The car passes her. A few seconds later, the car is back, this time coming toward her. Then it stops, and two large men get out and walk toward the woman. She can’t see clearly because the headlights are too bright, but one appears to be holding something in his hand.

When the men are about 10 feet away, the woman pulls a firearm from her purse, points it at the men, and tells them if they come closer she’ll fire. The men continue to walk toward her. She fires a shot into the ground. The men scramble back to their car and take off.

Is the woman in this hypothetical justified in pulling her firearm? In firing the warning shot? After all, there was no overt threat to her safety, and there was no “attack.”

I believe that in the context of the moment, and given her previous history as a crime victim, it would not have been unreasonable for the woman to believed an attack was imminent, and therefore she would have been justified in pulling her firearm to prevent it. But it’s almost certainly a “close case.”

Imagine, however, that the men in the car were just lost, didn’t intend the woman any harm, and claim they never heard her verbal warning. In that case, they might call the police and explain that a woman just pulled a gun on them. And then she might be arrested.

A state attorney might believe that the warning shot was unreasonable in the circumstances, and charge the woman with two counts of aggravated assault. The prosecutor might offer the woman a lighter sentence in exchange for a guilty plea to a lesser charge. But the woman – sincere in her belief that she committed no crime – might maintain her innocence and reject that offer.

If the woman rejects the plea offer and the case goes to trial, the prosecutor need only convince six people that the woman’s decision to pull her firearm and fire the warning shot was not justified given the circumstances. Some juries would acquit the woman. Others would convict her. The verdict is almost certainly largely a function of luck.

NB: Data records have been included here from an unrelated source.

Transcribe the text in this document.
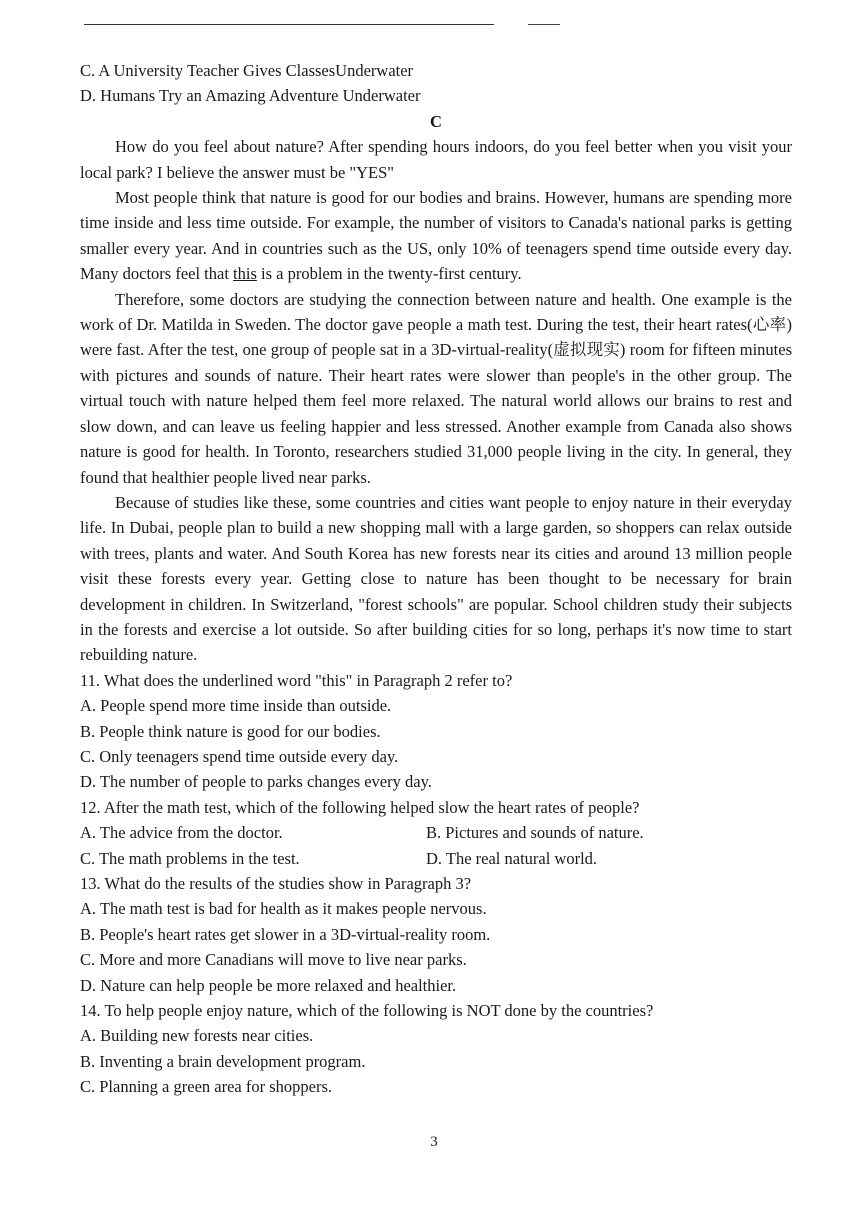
C. A University Teacher Gives ClassesUnderwater

D. Humans Try an Amazing Adventure Underwater

C

How do you feel about nature? After spending hours indoors, do you feel better when you visit your local park? I believe the answer must be "YES"

Most people think that nature is good for our bodies and brains. However, humans are spending more time inside and less time outside. For example, the number of visitors to Canada's national parks is getting smaller every year. And in countries such as the US, only 10% of teenagers spend time outside every day. Many doctors feel that this is a problem in the twenty-first century.

Therefore, some doctors are studying the connection between nature and health. One example is the work of Dr. Matilda in Sweden. The doctor gave people a math test. During the test, their heart rates(心率) were fast. After the test, one group of people sat in a 3D-virtual-reality(虚拟现实) room for fifteen minutes with pictures and sounds of nature. Their heart rates were slower than people's in the other group. The virtual touch with nature helped them feel more relaxed. The natural world allows our brains to rest and slow down, and can leave us feeling happier and less stressed. Another example from Canada also shows nature is good for health. In Toronto, researchers studied 31,000 people living in the city. In general, they found that healthier people lived near parks.

Because of studies like these, some countries and cities want people to enjoy nature in their everyday life. In Dubai, people plan to build a new shopping mall with a large garden, so shoppers can relax outside with trees, plants and water. And South Korea has new forests near its cities and around 13 million people visit these forests every year. Getting close to nature has been thought to be necessary for brain development in children. In Switzerland, "forest schools" are popular. School children study their subjects in the forests and exercise a lot outside. So after building cities for so long, perhaps it's now time to start rebuilding nature.

11. What does the underlined word "this" in Paragraph 2 refer to?

A. People spend more time inside than outside.

B. People think nature is good for our bodies.

C. Only teenagers spend time outside every day.

D. The number of people to parks changes every day.

12. After the math test, which of the following helped slow the heart rates of people?

A. The advice from the doctor.	B. Pictures and sounds of nature.
C. The math problems in the test.	D. The real natural world.

13. What do the results of the studies show in Paragraph 3?

A. The math test is bad for health as it makes people nervous.

B. People's heart rates get slower in a 3D-virtual-reality room.

C. More and more Canadians will move to live near parks.

D. Nature can help people be more relaxed and healthier.

14. To help people enjoy nature, which of the following is NOT done by the countries?

A. Building new forests near cities.

B. Inventing a brain development program.

C. Planning a green area for shoppers.

3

If the woman in the hypothetical is convicted, she will be sentenced to a 20-year mandatory minimum prison sentence under 10-20-Life. The judge would have no discretion to take into consideration the defendant, her lack of criminal history, the circumstances surrounding the “crime,” or the fact that she is almost certainly no threat to public safety.

Under current law, the only thing the judge may do is sentence the woman to 20 years in prison, where she will almost certainly die. This remains the case despite the fact that the author of 10-20-Life, former state lawmaker Victor Crist, has gone on record several times and explained that the law was never intended to apply in self-defense cases.

As Gaetz correctly notes, in passing “Stand Your Ground” the Legislature affirmed its desire that the justice system “favor victims over attackers.”

But 10-20-Life undermines this laudable goal in potentially terrifying ways. Imagine, for instance, that the woman sees the two men walking toward her. She reaches for the gun in her purse, but then remembers some the many horror stories of people who used a firearm in self-defense only to end up in prison. She chooses not to pull her firearm, and walks the other way. A few seconds later, the woman is beaten, raped and killed.

The “10-20-Life” law requires gun owners to weigh the prospect of a mandatory minimum prison sentence before deciding whether to use a firearm in self-defense, thus leaving them vulnerable to attack. This is intolerable.

To fix this shortcoming, the Legislature should pass a reform that would require judges to depart from a mandatory minimum sentence in any aggravated assault or battery case in which a defendant makes a prima facie case of self-defense, and in which the defendant was not acting in furtherance of another crime.

Such a reform (which last year took the form of an excellent bill by Second Amendment champion Rep. Neil Combee and Sen. Thad Altman) would send a strong signal that Florida takes seriously its obligations to protect citizens from violence, and that it also takes seriously its obligation to fully protect Second Amendment rights and the fundamental right of self-defense for all Floridians.